There will be plexiglass barriers on the vice presidential debate stage tonight to reduce the potential spread of COVID-19. However, once experts got a look at the actual barriers, they weren’t impressed.
After some back-and-forth over the past few days, Vice President Mike Pence’s team agreed to have plexiglass barriers installed on the stage for his debate with Senator Kamala Harris on October 7, CNN reports. The two will also be set up 12 feet apart in an effort to stay socially distanced.
Although the plexiglass seems well intentioned, it likely wouldn’t do much to help prevent the spread of COVID-19 based on the way we know the virus moves. The coronavirus mainly spreads via respiratory droplets containing the virus that people who have the infection expel when they talk, yell, cough, or sneeze, according to the Centers for Disease Control and Prevention (CDC). Someone else can then inhale those droplets or the droplets might land in their nose, mouth, or eyes and possibly go on to infect them.
Sometimes those droplets are smaller and form an aerosol that can linger in the air or be carried further than the usual six feet, the CDC says. When this happens, it’s colloquially known as airborne transmission. And, as SELF explained previously, airborne transmission is most likely to occur indoors between people who are spending a prolonged period of time together like, say, during a debate.
Although plexiglass may help prevent some spread of larger droplets within six feet, the plexiglass shown on the vice presidential debate stage is woefully inadequate to protect the candidates, experts say. Not only is plexiglass not likely to be enough to prevent airborne spread of the coronavirus, the plexiglass setup on display is so minimal that it barely acts as a barrier.

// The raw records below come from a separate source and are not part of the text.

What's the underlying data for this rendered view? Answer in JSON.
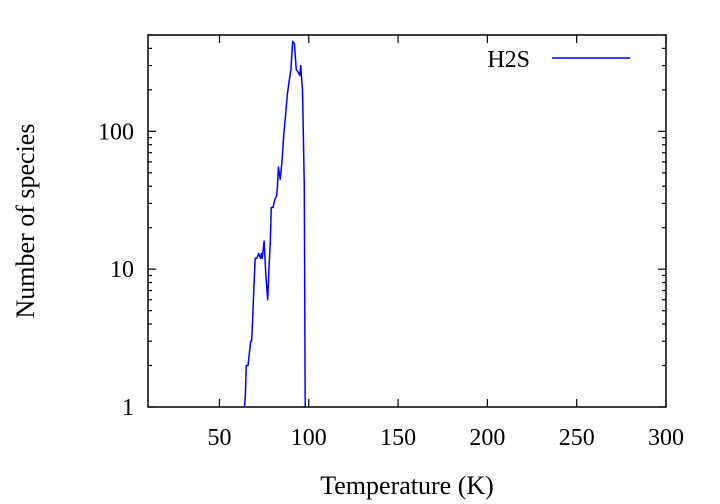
{
  "chart_data": {
    "type": "line",
    "title": "",
    "xlabel": "Temperature (K)",
    "ylabel": "Number of species",
    "xlim": [
      10,
      300
    ],
    "ylim": [
      1,
      500
    ],
    "yscale": "log",
    "grid": false,
    "legend_position": "top-right",
    "x_ticks": [
      50,
      100,
      150,
      200,
      250,
      300
    ],
    "x_tick_labels": [
      "50",
      "100",
      "150",
      "200",
      "250",
      "300"
    ],
    "y_ticks": [
      1,
      10,
      100
    ],
    "y_tick_labels": [
      "1",
      "10",
      "100"
    ],
    "series": [
      {
        "name": "H2S",
        "color": "#0000ff",
        "x": [
          64,
          64.5,
          65,
          66,
          66.5,
          67.5,
          68,
          68.5,
          69,
          70,
          71,
          72,
          73,
          73.5,
          74,
          75,
          76,
          77,
          78,
          78.5,
          79,
          80,
          81,
          82,
          82.5,
          83,
          84,
          85,
          86,
          87,
          88,
          89,
          90,
          91,
          92,
          93,
          94,
          95,
          95.5,
          96,
          96.5,
          97,
          97.5,
          98
        ],
        "y": [
          1,
          1.2,
          2,
          2,
          2.3,
          3,
          3,
          4,
          6,
          12,
          12,
          13,
          12,
          13,
          12,
          16,
          9,
          6,
          12,
          16,
          28,
          28,
          32,
          34,
          40,
          55,
          45,
          60,
          95,
          130,
          185,
          230,
          280,
          450,
          430,
          280,
          270,
          255,
          300,
          240,
          200,
          90,
          40,
          1
        ]
      }
    ]
  }
}
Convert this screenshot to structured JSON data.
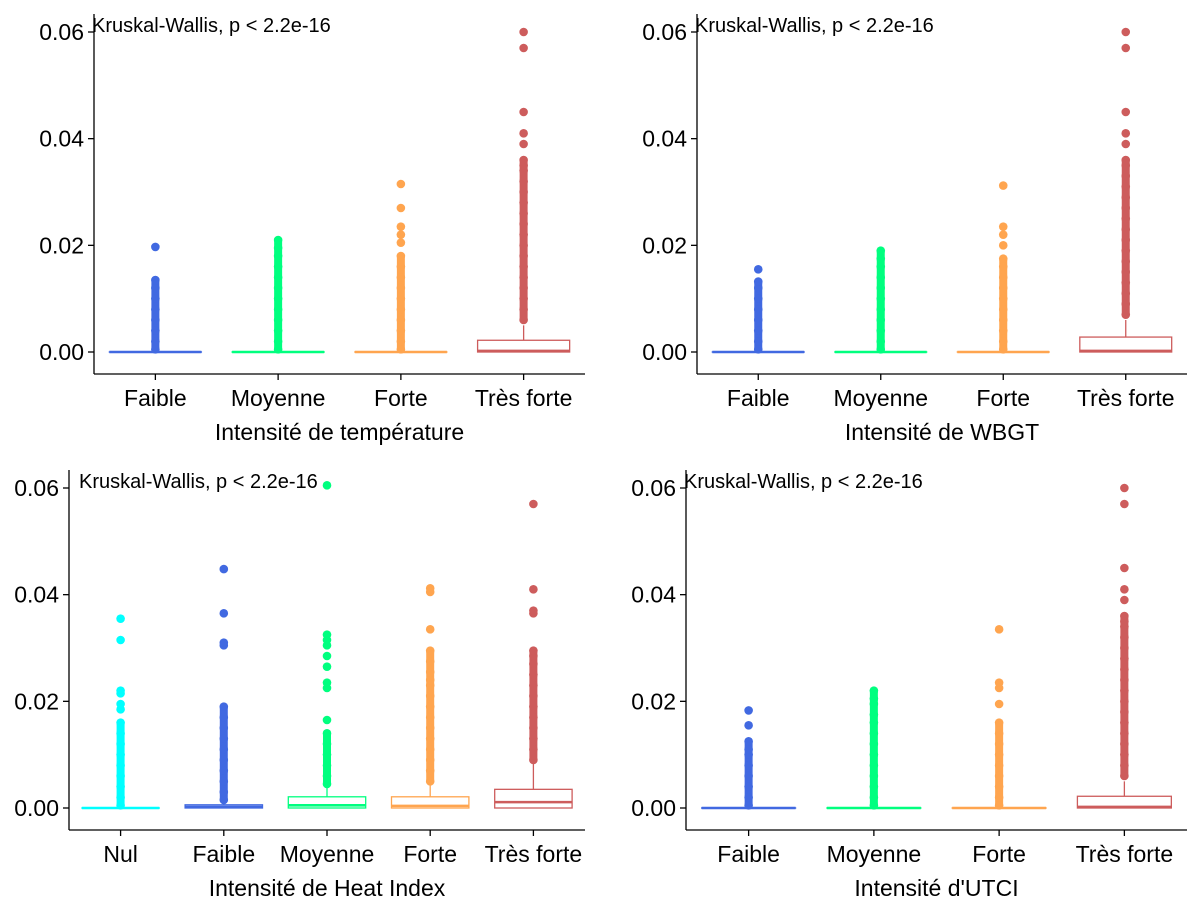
{
  "chart_data": [
    {
      "type": "boxplot",
      "annotation": "Kruskal-Wallis, p < 2.2e-16",
      "xlabel": "Intensité de température",
      "ylabel": "",
      "ylim": [
        0,
        0.06
      ],
      "yticks": [
        "0.00",
        "0.02",
        "0.04",
        "0.06"
      ],
      "categories": [
        "Faible",
        "Moyenne",
        "Forte",
        "Très forte"
      ],
      "colors": [
        "#4169E1",
        "#00FF7F",
        "#FFA54F",
        "#CD5C5C"
      ],
      "boxes": [
        {
          "q1": 0,
          "median": 0,
          "q3": 0,
          "whisker_high": 0,
          "outliers": [
            0.0005,
            0.002,
            0.004,
            0.006,
            0.008,
            0.01,
            0.012,
            0.0135,
            0.0197
          ]
        },
        {
          "q1": 0,
          "median": 0,
          "q3": 0,
          "whisker_high": 0,
          "outliers": [
            0.0005,
            0.002,
            0.004,
            0.006,
            0.008,
            0.01,
            0.012,
            0.014,
            0.016,
            0.018,
            0.0195,
            0.021
          ]
        },
        {
          "q1": 0,
          "median": 0,
          "q3": 0,
          "whisker_high": 0,
          "outliers": [
            0.0005,
            0.002,
            0.004,
            0.006,
            0.008,
            0.01,
            0.012,
            0.014,
            0.016,
            0.018,
            0.0205,
            0.022,
            0.0235,
            0.027,
            0.0315
          ]
        },
        {
          "q1": 0,
          "median": 0.0002,
          "q3": 0.0022,
          "whisker_high": 0.005,
          "outliers": [
            0.006,
            0.008,
            0.01,
            0.012,
            0.014,
            0.016,
            0.018,
            0.02,
            0.022,
            0.024,
            0.026,
            0.028,
            0.03,
            0.032,
            0.034,
            0.035,
            0.036,
            0.039,
            0.041,
            0.045,
            0.057,
            0.06
          ]
        }
      ]
    },
    {
      "type": "boxplot",
      "annotation": "Kruskal-Wallis, p < 2.2e-16",
      "xlabel": "Intensité de WBGT",
      "ylabel": "",
      "ylim": [
        0,
        0.06
      ],
      "yticks": [
        "0.00",
        "0.02",
        "0.04",
        "0.06"
      ],
      "categories": [
        "Faible",
        "Moyenne",
        "Forte",
        "Très forte"
      ],
      "colors": [
        "#4169E1",
        "#00FF7F",
        "#FFA54F",
        "#CD5C5C"
      ],
      "boxes": [
        {
          "q1": 0,
          "median": 0,
          "q3": 0,
          "whisker_high": 0,
          "outliers": [
            0.0005,
            0.002,
            0.004,
            0.006,
            0.008,
            0.01,
            0.012,
            0.0132,
            0.0155
          ]
        },
        {
          "q1": 0,
          "median": 0,
          "q3": 0,
          "whisker_high": 0,
          "outliers": [
            0.0005,
            0.002,
            0.004,
            0.006,
            0.008,
            0.01,
            0.012,
            0.014,
            0.016,
            0.0175,
            0.019
          ]
        },
        {
          "q1": 0,
          "median": 0,
          "q3": 0,
          "whisker_high": 0,
          "outliers": [
            0.0005,
            0.002,
            0.004,
            0.006,
            0.008,
            0.01,
            0.012,
            0.014,
            0.016,
            0.0175,
            0.02,
            0.022,
            0.0235,
            0.0312
          ]
        },
        {
          "q1": 0,
          "median": 0.0002,
          "q3": 0.0028,
          "whisker_high": 0.006,
          "outliers": [
            0.007,
            0.009,
            0.011,
            0.013,
            0.015,
            0.017,
            0.019,
            0.021,
            0.023,
            0.025,
            0.027,
            0.029,
            0.031,
            0.033,
            0.035,
            0.036,
            0.039,
            0.041,
            0.045,
            0.057,
            0.06
          ]
        }
      ]
    },
    {
      "type": "boxplot",
      "annotation": "Kruskal-Wallis, p < 2.2e-16",
      "xlabel": "Intensité de Heat Index",
      "ylabel": "",
      "ylim": [
        0,
        0.06
      ],
      "yticks": [
        "0.00",
        "0.02",
        "0.04",
        "0.06"
      ],
      "categories": [
        "Nul",
        "Faible",
        "Moyenne",
        "Forte",
        "Très forte"
      ],
      "colors": [
        "#00FFFF",
        "#4169E1",
        "#00FF7F",
        "#FFA54F",
        "#CD5C5C"
      ],
      "boxes": [
        {
          "q1": 0,
          "median": 0,
          "q3": 0,
          "whisker_high": 0,
          "outliers": [
            0.0005,
            0.002,
            0.004,
            0.006,
            0.008,
            0.01,
            0.012,
            0.014,
            0.016,
            0.0185,
            0.0195,
            0.0215,
            0.022,
            0.0315,
            0.0355
          ]
        },
        {
          "q1": 0,
          "median": 0.0002,
          "q3": 0.0006,
          "whisker_high": 0.0012,
          "outliers": [
            0.0015,
            0.003,
            0.005,
            0.007,
            0.009,
            0.011,
            0.013,
            0.015,
            0.017,
            0.019,
            0.0305,
            0.031,
            0.0365,
            0.0448
          ]
        },
        {
          "q1": 0,
          "median": 0.0005,
          "q3": 0.0021,
          "whisker_high": 0.004,
          "outliers": [
            0.0045,
            0.006,
            0.008,
            0.01,
            0.012,
            0.014,
            0.0165,
            0.0225,
            0.0235,
            0.0265,
            0.0285,
            0.0305,
            0.0315,
            0.0325,
            0.0605
          ]
        },
        {
          "q1": 0,
          "median": 0.0004,
          "q3": 0.0021,
          "whisker_high": 0.0045,
          "outliers": [
            0.005,
            0.007,
            0.009,
            0.011,
            0.013,
            0.015,
            0.017,
            0.019,
            0.021,
            0.023,
            0.024,
            0.0255,
            0.0275,
            0.0295,
            0.0335,
            0.0405,
            0.0412
          ]
        },
        {
          "q1": 0,
          "median": 0.0011,
          "q3": 0.0035,
          "whisker_high": 0.0085,
          "outliers": [
            0.009,
            0.011,
            0.013,
            0.015,
            0.017,
            0.019,
            0.021,
            0.023,
            0.025,
            0.027,
            0.0285,
            0.0295,
            0.0365,
            0.037,
            0.041,
            0.057
          ]
        }
      ]
    },
    {
      "type": "boxplot",
      "annotation": "Kruskal-Wallis, p < 2.2e-16",
      "xlabel": "Intensité d'UTCI",
      "ylabel": "",
      "ylim": [
        0,
        0.06
      ],
      "yticks": [
        "0.00",
        "0.02",
        "0.04",
        "0.06"
      ],
      "categories": [
        "Faible",
        "Moyenne",
        "Forte",
        "Très forte"
      ],
      "colors": [
        "#4169E1",
        "#00FF7F",
        "#FFA54F",
        "#CD5C5C"
      ],
      "boxes": [
        {
          "q1": 0,
          "median": 0,
          "q3": 0,
          "whisker_high": 0,
          "outliers": [
            0.0005,
            0.002,
            0.004,
            0.006,
            0.008,
            0.01,
            0.011,
            0.0125,
            0.0155,
            0.0183
          ]
        },
        {
          "q1": 0,
          "median": 0,
          "q3": 0,
          "whisker_high": 0,
          "outliers": [
            0.0005,
            0.002,
            0.004,
            0.006,
            0.008,
            0.01,
            0.012,
            0.014,
            0.016,
            0.0175,
            0.0195,
            0.0205,
            0.022
          ]
        },
        {
          "q1": 0,
          "median": 0,
          "q3": 0,
          "whisker_high": 0,
          "outliers": [
            0.0005,
            0.002,
            0.004,
            0.006,
            0.008,
            0.01,
            0.012,
            0.014,
            0.016,
            0.0195,
            0.0225,
            0.0235,
            0.0335
          ]
        },
        {
          "q1": 0,
          "median": 0.0002,
          "q3": 0.0022,
          "whisker_high": 0.005,
          "outliers": [
            0.006,
            0.008,
            0.01,
            0.012,
            0.014,
            0.016,
            0.018,
            0.02,
            0.022,
            0.024,
            0.026,
            0.028,
            0.03,
            0.032,
            0.034,
            0.035,
            0.036,
            0.039,
            0.041,
            0.045,
            0.057,
            0.06
          ]
        }
      ]
    }
  ]
}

“Those plexiglass barriers are really only going to be effective if the vice president or Kamala Harris are spitting at each other,” Ellie Murray, Ph.D., an epidemiologist at Boston University, told the New York Times.
“Potentially infectious aerosols can go around these plexiglass barriers and spread the virus,” Ali Nouri, Ph.D., molecular biologist and president of the Federation of American Scientists, wrote on Twitter.
“The plexiglass really brings this laughably inadequate infection control theater set together,” Angela Rasmussen, Ph.D., a virologist at Columbia University School of Public Health, wrote on Twitter.
“Imagine you’re sitting in a restaurant at tables this far apart,” Linsey Marr, Ph.D., an engineering professor at Virginia Tech who studies the airborne transmission of pollutants and viruses, wrote on Twitter. “Someone at the other table is smoking. Are these barriers going to do anything?”
Instead of using tiny slabs of plexiglass, experts say it would be much safer if this and future debates were held with the candidates wearing masks, outside, or even remotely through the use of video software. “Masks will do a lot more than plexiglass if they’re already distanced,” Marr wrote on Twitter.
But we already know how the Trump-Pence campaign feels about masks: President Trump mocked former vice president Joe Biden during their debate last week for wearing a mask frequently. And Trump’s family wasn’t wearing masks in the audience—despite it being a health recommendation from the venue. And even the president announcing that he had tested positive for COVID-19 just days later wasn’t enough to change their minds. Trump left the hospital after only three days of treatment for the coronavirus—and took his mask off right before entering the White House.